問:神野大地はポール・チェリモに勝てるか?

答えはあえて聞きませんが(その後まもなくの記録会5000mは14分ちょいでしたね)、この動画を見て米国トップ選手と明らかな違いを見つけました。神野君は練習後明らかに疲れてます。

私は地元の中高生が強豪高校や関東の大学に進学する際必ずかける言葉があります。

・ケガだけはするんじゃないぞ

海外のトップ選手の練習を学べば学ぶほど、日本人は「練習のための練習」をその勤勉な国民性でケガをするまで練習量を極めていこうとしているように思えます。

・Train,Not Starain
リディアードの名言です。日本人は一度、自分たちが正しいと考える練習を見つめなおす時期なのではないでしょうか?
少なくとも「次の五輪で前の五輪の代表が故障で引退済」という黒歴史はくりかえされなくなるかもしれません。

【9/15追記】
投稿したら驚くほど反響いただきました。

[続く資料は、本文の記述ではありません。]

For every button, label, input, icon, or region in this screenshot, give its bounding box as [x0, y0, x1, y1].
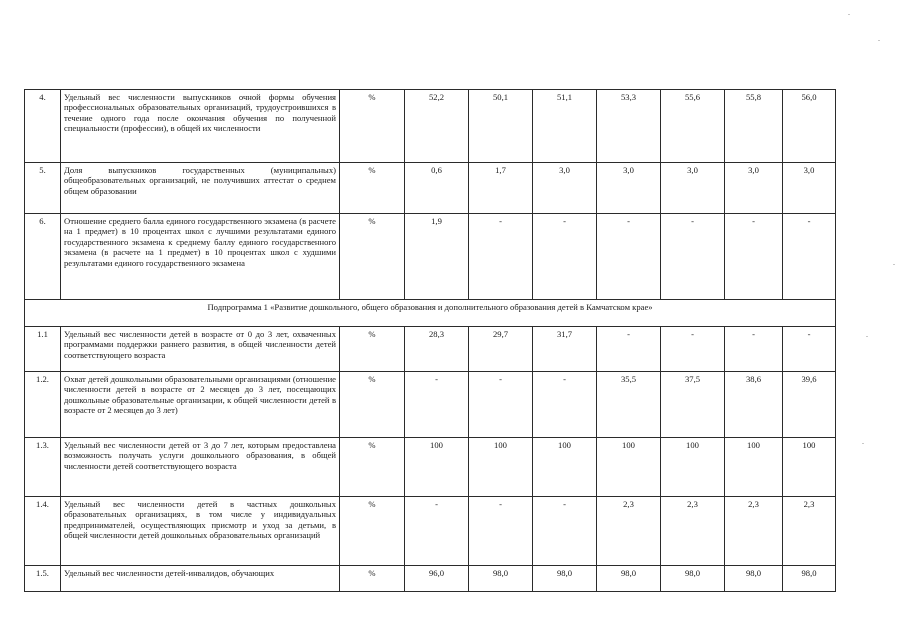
value-cell: 37,5: [661, 372, 725, 438]
value-cell: -: [469, 372, 533, 438]
row-number: 1.2.: [25, 372, 61, 438]
indicator-description: Удельный вес численности детей в частных дошкольных образовательных организациях, в том числе у индивидуальных предпринимателей, осуществляющих присмотр и уход за детьми, в общей численности детей дошкольных образовательных организаций: [61, 497, 340, 566]
value-cell: 0,6: [405, 163, 469, 214]
row-number: 1.3.: [25, 438, 61, 497]
value-cell: -: [469, 497, 533, 566]
value-cell: -: [783, 327, 836, 372]
indicator-description: Доля выпускников государственных (муниципальных) общеобразовательных организаций, не получивших аттестат о среднем общем образовании: [61, 163, 340, 214]
value-cell: -: [469, 214, 533, 300]
unit-cell: %: [340, 163, 405, 214]
unit-cell: %: [340, 90, 405, 163]
value-cell: 28,3: [405, 327, 469, 372]
value-cell: 2,3: [597, 497, 661, 566]
indicators-table: [24, 89, 836, 592]
value-cell: 31,7: [533, 327, 597, 372]
indicator-description: Удельный вес численности детей от 3 до 7 лет, которым предоставлена возможность получать услуги дошкольного образования, в общей численности детей соответствующего возраста: [61, 438, 340, 497]
unit-cell: %: [340, 214, 405, 300]
unit-cell: %: [340, 566, 405, 592]
value-cell: 2,3: [725, 497, 783, 566]
value-cell: 52,2: [405, 90, 469, 163]
row-number: 1.5.: [25, 566, 61, 592]
table-row: [25, 163, 836, 214]
value-cell: 55,8: [725, 90, 783, 163]
table-row: [25, 566, 836, 592]
value-cell: 1,9: [405, 214, 469, 300]
value-cell: 100: [661, 438, 725, 497]
value-cell: 100: [405, 438, 469, 497]
row-number: 4.: [25, 90, 61, 163]
value-cell: 38,6: [725, 372, 783, 438]
value-cell: 51,1: [533, 90, 597, 163]
scan-speck: [866, 336, 868, 337]
unit-cell: %: [340, 438, 405, 497]
value-cell: -: [725, 327, 783, 372]
value-cell: 98,0: [725, 566, 783, 592]
value-cell: 1,7: [469, 163, 533, 214]
value-cell: -: [725, 214, 783, 300]
value-cell: 3,0: [725, 163, 783, 214]
unit-cell: %: [340, 327, 405, 372]
row-number: 1.1: [25, 327, 61, 372]
unit-cell: %: [340, 372, 405, 438]
value-cell: 50,1: [469, 90, 533, 163]
value-cell: 2,3: [783, 497, 836, 566]
value-cell: -: [533, 214, 597, 300]
indicator-description: Удельный вес численности детей в возрасте от 0 до 3 лет, охваченных программами поддержки раннего развития, в общей численности детей соответствующего возраста: [61, 327, 340, 372]
scan-speck: [848, 14, 850, 15]
value-cell: 56,0: [783, 90, 836, 163]
value-cell: 2,3: [661, 497, 725, 566]
value-cell: 3,0: [533, 163, 597, 214]
value-cell: -: [533, 372, 597, 438]
unit-cell: %: [340, 497, 405, 566]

私同様
・Tペースむっちゃきついんやけど(むしろフォーム崩してる気がするけどホンマこれでやらなあかんの??)
と思われている方が多いのだなと感じました。

またご意見の中で
・標高を考慮していない
との意見を多数いただきましたので情報追記しました。

私が1300m(これは旅行)、1800m、2500mで8月にジョグなどをした経験としては、
・むっちゃ涼しいやん!
って感じで1300mだとジョグのつもりがキロ4分まで軽く上がった記憶があります。1800m2500mも涼しさが勝ち走りやすかった思い出があります。(吾妻山での初トレイルの帰宅後しか酸欠を覚えなかったので高地適性がそもそも高いだけかもしれませんが)

高地との差異をどう考えるかですが、SweatEliteチャンネルでは気温情報もあったのですぐわかりましたが、今回紹介したペース走は7~9月の日本のコンデションを考えるとうらやましすぎるほど涼しい状況で練習していることがわかります。高地でペースを落とすのと、気温コンディションとの行って来いを考慮するとどうでしょうか?

どちらにしても我々日本人は真夏でも時間帯は早朝や夜としてもTペースで懸命にペース走を頑張っているランナーが非常に多いわけですが、やはり一度冷静に自分の身体と向き合った方がよいでのではと思います。